= James Nicol (minister) =

Scottish poet and minister

James Nicol (28 September 1769 – 5 November 1819) was a minister of the Church of Scotland, known as a poet and writer.

==Life==
The son of Michael Nicol, he was born on 28 September 1769 at Innerleithen, Peeblesshire, went to the parish school, and was originally destined to be a shoemaker. He qualified at the University of Edinburgh for the ministry, and after acting as tutor in private families was licensed to preach by the presbytery of Peebles (25 March 1801).

Nicol became assistant to John Walker, parish minister of Traquair, near Innerleithen (15 May 1802), and succeeded to the charge, on the death of the incumbent, on 4 November. A knowledge of medicine acquired at university enabled him to vaccinate parishioners. In 1808 he founded the first friendly society at Innerleithen.

After a change in his religious views Nicol contemplated resigning his charge. He died, after a short illness, on 5 November 1819.

==Works==
Nicol published at Edinburgh in 1805, in two volumes, Poems, chiefly in the Scottish Dialect, and he is represented in Alexander Whitelaw's Book of Scottish Song, 1844. An Essay on the Nature and Design of Scripture Sacrifice appeared in London in 1823.

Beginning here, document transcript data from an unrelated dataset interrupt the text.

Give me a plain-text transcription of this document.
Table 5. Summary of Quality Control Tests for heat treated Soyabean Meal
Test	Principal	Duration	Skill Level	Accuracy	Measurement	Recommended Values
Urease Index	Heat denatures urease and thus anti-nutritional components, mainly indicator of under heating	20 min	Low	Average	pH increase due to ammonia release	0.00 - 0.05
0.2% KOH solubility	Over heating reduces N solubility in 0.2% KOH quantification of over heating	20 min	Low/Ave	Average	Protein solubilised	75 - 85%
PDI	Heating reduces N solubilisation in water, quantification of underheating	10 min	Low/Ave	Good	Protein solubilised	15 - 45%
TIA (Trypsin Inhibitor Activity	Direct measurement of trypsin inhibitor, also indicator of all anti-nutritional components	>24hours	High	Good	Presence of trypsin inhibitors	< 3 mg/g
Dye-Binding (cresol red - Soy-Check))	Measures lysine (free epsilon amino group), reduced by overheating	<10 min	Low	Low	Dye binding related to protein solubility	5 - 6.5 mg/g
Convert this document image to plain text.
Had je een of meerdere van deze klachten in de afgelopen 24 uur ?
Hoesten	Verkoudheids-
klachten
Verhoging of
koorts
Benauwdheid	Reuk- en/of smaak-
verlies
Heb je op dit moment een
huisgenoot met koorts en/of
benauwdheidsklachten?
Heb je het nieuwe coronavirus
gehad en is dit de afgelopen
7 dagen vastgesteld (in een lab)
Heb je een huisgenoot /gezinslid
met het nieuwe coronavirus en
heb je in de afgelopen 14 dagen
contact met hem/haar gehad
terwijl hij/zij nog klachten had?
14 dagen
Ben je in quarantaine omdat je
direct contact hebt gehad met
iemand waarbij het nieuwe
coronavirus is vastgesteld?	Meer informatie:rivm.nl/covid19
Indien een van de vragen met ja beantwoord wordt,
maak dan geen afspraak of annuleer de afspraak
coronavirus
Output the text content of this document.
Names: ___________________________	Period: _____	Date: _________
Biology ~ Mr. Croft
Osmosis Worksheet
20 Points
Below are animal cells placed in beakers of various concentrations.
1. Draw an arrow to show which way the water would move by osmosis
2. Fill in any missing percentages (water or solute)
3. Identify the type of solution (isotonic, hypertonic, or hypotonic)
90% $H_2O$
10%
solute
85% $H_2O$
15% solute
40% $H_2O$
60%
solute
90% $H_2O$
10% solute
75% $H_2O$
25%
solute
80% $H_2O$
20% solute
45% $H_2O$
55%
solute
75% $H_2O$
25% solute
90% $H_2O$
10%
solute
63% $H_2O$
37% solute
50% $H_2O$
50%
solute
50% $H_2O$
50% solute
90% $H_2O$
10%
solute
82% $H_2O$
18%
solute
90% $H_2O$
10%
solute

Besides contributing poems to the Edinburgh Magazine, Nicol, who studied ecclesiastical history and forms, wrote articles for the Edinburgh Encyclopædia.

==Family==
In 1802 Nicol married Agnes Walker, sister of his predecessor, Rev John Walker, whose virtues he had celebrated in verse. She died on 19 March 1845. They had three daughters and three sons, including the geologist James Nicol.